Energy bills to fall for millions this winter

Paloma Kubiak
Written By:
Paloma Kubiak

Millions of households will see gas and electricity bills come down from October, driven by lower wholesale costs amid the coronavirus pandemic.

Around 11 million households on pricey default tariffs will save an estimated £84 a year after energy regulator Ofgem announced the price cap will drop from £1,126 to £1,042 a year.

It said this is the lowest level of the cap since it was introduced in January 2019.

The four million households on pre-payment meters will also see bills falls by £95 (rounded up) as the current £1,164 limit will be cut to £1,070 between October 2020 and April 2021.

The energy price cap is set bi-annually and limits how much suppliers can charge for each unit of gas and electricity for customers on standard variable (default) tariffs and pre-payment (safeguard tariff) meters.

While it sets a maximum price suppliers can charge, it’s not a maximum bill. The amount customers pay is based on estimates of a typical household’s use.

While suppliers can’t charge default or PPM customers more than the cap, they can charge less.

Ofgem said the reduction has been driven by a sharp decrease in wholesale energy costs following Covid-19.

It noted: “The Covid-19 crisis has depressed energy demand although wholesale gas prices have started to recover since hitting 20-year lows in the spring.

“If wholesale energy prices continue to rise over the coming months, the cap is likely to rise in April to reflect these higher costs.”

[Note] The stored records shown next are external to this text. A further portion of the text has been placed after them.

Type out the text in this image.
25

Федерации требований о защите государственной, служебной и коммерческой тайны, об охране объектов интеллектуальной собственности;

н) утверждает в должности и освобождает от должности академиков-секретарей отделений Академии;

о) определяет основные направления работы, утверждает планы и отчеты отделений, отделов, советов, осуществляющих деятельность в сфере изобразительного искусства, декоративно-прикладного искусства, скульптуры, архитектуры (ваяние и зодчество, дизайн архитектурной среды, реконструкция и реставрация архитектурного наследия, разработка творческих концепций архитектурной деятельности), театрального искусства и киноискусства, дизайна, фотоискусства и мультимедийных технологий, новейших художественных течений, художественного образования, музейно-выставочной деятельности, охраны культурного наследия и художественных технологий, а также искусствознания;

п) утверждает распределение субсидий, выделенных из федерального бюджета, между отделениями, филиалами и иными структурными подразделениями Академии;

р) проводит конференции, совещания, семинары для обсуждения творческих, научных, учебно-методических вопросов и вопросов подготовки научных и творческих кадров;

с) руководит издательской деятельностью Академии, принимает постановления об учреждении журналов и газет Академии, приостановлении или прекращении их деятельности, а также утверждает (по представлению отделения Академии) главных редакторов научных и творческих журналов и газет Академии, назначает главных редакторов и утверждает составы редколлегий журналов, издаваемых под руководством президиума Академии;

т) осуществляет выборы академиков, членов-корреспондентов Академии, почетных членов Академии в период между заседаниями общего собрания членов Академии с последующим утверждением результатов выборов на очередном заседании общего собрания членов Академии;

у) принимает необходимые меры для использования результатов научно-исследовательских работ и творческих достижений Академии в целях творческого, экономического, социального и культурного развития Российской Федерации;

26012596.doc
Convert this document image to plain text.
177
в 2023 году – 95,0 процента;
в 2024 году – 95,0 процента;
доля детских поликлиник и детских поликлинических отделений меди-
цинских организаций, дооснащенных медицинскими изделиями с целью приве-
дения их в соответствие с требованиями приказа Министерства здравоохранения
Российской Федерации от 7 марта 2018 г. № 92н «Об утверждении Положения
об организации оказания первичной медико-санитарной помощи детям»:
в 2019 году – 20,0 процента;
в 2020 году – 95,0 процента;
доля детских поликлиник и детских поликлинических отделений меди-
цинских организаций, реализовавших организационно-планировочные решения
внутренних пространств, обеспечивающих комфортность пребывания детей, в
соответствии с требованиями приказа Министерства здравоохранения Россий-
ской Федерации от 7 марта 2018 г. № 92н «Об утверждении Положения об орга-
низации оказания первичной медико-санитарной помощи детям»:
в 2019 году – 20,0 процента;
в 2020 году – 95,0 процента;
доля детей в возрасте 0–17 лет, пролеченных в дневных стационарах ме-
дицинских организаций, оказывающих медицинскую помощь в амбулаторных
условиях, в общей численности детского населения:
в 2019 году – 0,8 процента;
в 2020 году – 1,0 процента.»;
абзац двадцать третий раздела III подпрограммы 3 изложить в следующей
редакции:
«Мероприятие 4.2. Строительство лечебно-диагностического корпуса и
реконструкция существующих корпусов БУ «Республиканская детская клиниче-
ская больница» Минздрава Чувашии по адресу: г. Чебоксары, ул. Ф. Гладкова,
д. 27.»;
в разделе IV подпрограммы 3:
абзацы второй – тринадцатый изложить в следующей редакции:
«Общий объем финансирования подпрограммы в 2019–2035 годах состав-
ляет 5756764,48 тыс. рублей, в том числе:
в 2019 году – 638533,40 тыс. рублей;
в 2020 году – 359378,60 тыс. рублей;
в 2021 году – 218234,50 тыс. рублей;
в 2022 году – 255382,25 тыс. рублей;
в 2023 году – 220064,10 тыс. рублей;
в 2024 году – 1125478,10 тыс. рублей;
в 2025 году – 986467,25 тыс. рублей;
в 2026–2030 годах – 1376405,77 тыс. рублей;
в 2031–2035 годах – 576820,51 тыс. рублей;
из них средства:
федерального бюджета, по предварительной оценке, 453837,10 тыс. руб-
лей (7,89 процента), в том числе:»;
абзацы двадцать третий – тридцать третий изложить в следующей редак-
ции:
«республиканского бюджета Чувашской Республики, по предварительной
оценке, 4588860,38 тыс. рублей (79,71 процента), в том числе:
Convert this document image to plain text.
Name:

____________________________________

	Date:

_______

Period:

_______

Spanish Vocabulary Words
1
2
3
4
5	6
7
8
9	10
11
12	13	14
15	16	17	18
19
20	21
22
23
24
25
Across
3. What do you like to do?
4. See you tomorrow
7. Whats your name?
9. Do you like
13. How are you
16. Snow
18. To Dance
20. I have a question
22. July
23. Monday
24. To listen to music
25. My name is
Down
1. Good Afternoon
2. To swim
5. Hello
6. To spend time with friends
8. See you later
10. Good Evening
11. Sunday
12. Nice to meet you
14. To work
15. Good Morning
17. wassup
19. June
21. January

Jonathan Brearley, chief executive of Ofgem, added: “Millions of households, many of whom face financial hardship due to the Covid-19 crisis, will see big savings on their energy bills this winter when the level of the cap is reduced.

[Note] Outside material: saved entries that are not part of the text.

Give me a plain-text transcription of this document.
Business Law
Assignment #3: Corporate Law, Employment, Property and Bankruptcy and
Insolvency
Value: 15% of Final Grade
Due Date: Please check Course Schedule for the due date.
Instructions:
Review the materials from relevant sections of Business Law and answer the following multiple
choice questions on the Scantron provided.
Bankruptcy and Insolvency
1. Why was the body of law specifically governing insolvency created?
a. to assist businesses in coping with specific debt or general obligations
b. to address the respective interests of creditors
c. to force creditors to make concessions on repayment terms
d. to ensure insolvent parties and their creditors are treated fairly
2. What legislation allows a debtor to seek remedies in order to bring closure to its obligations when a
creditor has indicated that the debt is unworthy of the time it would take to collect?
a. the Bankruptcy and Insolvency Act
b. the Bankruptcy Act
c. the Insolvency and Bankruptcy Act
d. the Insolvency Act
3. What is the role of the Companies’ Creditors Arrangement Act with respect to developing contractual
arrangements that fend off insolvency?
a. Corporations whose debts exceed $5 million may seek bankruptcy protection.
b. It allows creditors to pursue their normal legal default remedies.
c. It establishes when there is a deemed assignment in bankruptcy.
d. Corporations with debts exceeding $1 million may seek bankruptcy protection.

“They can also reduce their energy bills further by shopping around for a better deal. Ofgem will continue to protect consumers in the difficult months ahead as we work with industry and government to build a greener, fairer energy market.”

‘This isn’t a good deal’

Peter Earl, head of energy at comparethemarket.com, said: “Don’t be fooled into thinking you’re getting cheap energy. The price cap is not a good deal, it’s a maximum price limit. While it is encouraging that from October customers on a standard or default tariff (SVT) on average will see their annual bill fall by £84, customers could stand to save, on average, £217 more if they switched to one of the best priced deals on the market.

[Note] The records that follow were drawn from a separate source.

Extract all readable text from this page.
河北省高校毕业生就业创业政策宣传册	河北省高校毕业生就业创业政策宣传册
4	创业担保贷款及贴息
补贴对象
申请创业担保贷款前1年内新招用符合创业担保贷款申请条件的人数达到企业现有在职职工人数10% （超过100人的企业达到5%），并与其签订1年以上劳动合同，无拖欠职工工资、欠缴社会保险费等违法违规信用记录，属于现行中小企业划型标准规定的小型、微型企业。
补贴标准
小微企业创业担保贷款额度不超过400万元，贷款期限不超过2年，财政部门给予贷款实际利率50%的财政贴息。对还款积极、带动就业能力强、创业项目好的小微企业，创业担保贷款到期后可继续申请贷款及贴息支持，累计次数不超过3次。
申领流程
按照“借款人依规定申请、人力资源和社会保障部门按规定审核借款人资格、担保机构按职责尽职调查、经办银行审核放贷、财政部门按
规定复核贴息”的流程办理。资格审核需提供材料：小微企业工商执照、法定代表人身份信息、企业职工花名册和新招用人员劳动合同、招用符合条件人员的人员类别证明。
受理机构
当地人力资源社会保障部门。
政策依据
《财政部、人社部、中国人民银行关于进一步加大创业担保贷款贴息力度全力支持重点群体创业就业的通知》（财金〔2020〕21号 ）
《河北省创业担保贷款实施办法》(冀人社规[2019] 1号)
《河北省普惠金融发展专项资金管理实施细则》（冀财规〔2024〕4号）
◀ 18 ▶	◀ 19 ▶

“Customers who have switched supplier in the current price cap period have benefited from some of the lowest prices we have seen in recent years. The pandemic crisis has seen a rise in energy costs for households spending more time at home, paying £32 per month more on average. Customers on an SVT will have paid even more. We urge people to avoid being lulled into inertia as a result of this news, but rather shop around to see what savings they can make by switching.”